Makiko Nakahara

Expansion of genes encoding complement components in bony fish: biological implications of the complement diversity.

The complement system is a major humoral component of vertebrate defenses for tagging and killing target microorganisms. Recent molecular analyses have uncovered a striking feature of bony fish complement, namely that several complement components are encoded by multiple genes. In this review, the structural diversity of C3, C4, C5, factor B, C2, C1r/s and MASP are discussed with special reference to their functional differentiation, mainly focusing on the common carp (Cyprinus carpio), a tetraploidized teleost. In carp, all the members (C3, C4, C5 and a non-complement protein alpha2-macroglobulin) of the thioester-containing protein family are present in multiple isotypes, differing in the primary structures of various functional sites. Three factor B/C2-like isotypes identified in carp showed distinct expression pattern (sites and inducibility), with one behaving as an acute-phase reactant. Two C1r/C1s/MASP2-like isotypes also contain an amino acid substitution that likely affects their substrate specificity. Overall, the present data suggest that the expanded genes of the carp complement system produce more diversified functional components than are known for mammals. The biological significance of this diversity is discussed.

Molecular cloning of the complement regulatory factor I isotypes from the common carp (Cyprinus carpio)

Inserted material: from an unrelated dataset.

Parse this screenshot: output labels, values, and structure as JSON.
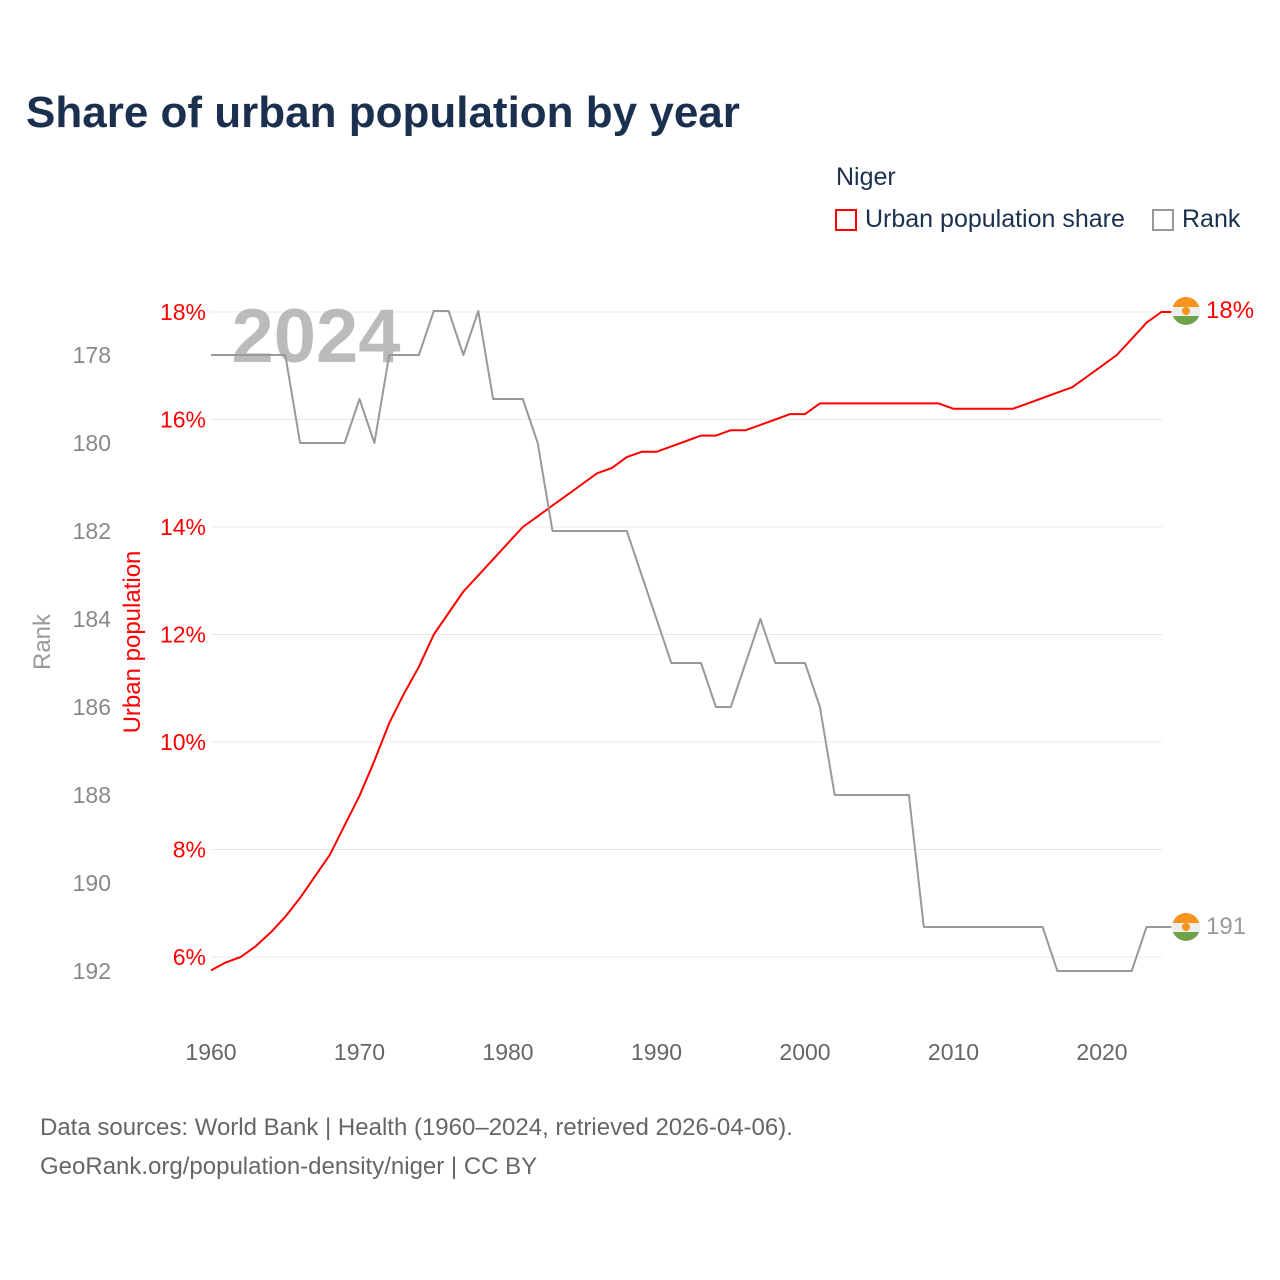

Abstract.Factor I is a novel serine protease that regulates complement activation. Here we report the complete primary structure of two isotypic factor Is isolated from the common carp (Cyprinus carpio), a pseudotetraploid teleost. A carp hepatopancreas cDNA library was screened using two RT-PCR-amplified cDNA fragments encoding part of the carp factor I-like serine protease domain. Two distinct cDNA clones, designated FI-A and FI-B, were isolated. Their deduced amino acid sequences share 75.2% identity with each other. FI-A has a typical factor I-like domain organization composed of two disulfide-linked polypeptides (H-chain and L-chain). On the other hand, FI-B contains a novel sequence of 115 amino acids inserted at the N-terminus of the H-chain. Genomic Southern hybridization suggests that FI-A and FI-B are encoded by distinct genes in the carp genome. Expression analysis by RT-PCR revealed that the major site of FI-A expression is the ovary, whereas FI-B expression is detected mainly in the hepatopancreas at a level higher than that of FI-A. The present data, taken together, suggest that carp have duplicated genes coding for factor I, and FI-B with the novel insertion plays a dominant role in the complement system. In addition, homology search of the fugu genome database using the carp FI-A and FI-B sequences identified a putative fugu factor I gene, which has an exon/intron organization different from that of the human orthologue.

A complement C3 fragment equivalent to mammalian C3d from the common carp (Cyprinus carpio): generation in serum after activation of the alternative pathway and detection of its receptor on the lymphocyte surface

A terminal degradation product (C3d) of mammalian complement component C3 plays an important role in modulation of the adaptive immune response through the interaction with complement receptor type 2 (CR2) on B cells. The present study is aimed at determining whether this is a functional bridge between the innate and adaptive immune systems in bony fish. The fragmentation of the complement component C3 in carp (Cyprinus carpio) serum, activated with zymosan, was analysed to ascertain if carp C3 also generates a mammalian C3d-like fragment under physiological conditions. A 35 kDa peptide reactive to the anti-carp C3 alpha-chain was detected on the zymosan particles and in the activated serum. Its N-terminal amino acid sequence identified it as carp C3d derived from the C3-H1 isoform. Another C3 isoform, C3-S, of carp was found to yield a C3d fragment at lower efficiency than C3-H1. Recombinant C3d fragments derived from C3-H1 and C3-S were produced in Escherichia coli as fusion proteins with glutathione-S-transferase (GST), and used for ligands to examine the presence of a possible CR2-like C3d receptor on carp lymphocytes. An enzyme-linked immunoadsorbent assay system, using the recombinant C3d proteins and anti-GST on a microplate to which was attached carp peripheral lymphocytes, detected a significant binding of carp C3d to the lymphocyte. The degree of binding of C3-H1-derived C3d was higher than that of C3-S-derived C3d. In addition, the binding of both ligands was inhibited by anti-C3 alpha-chain, but not by EDTA or EGTA, indicating that the putative C3d receptor does not require divalent cation. These properties agree well with those reported for mammalian CR2.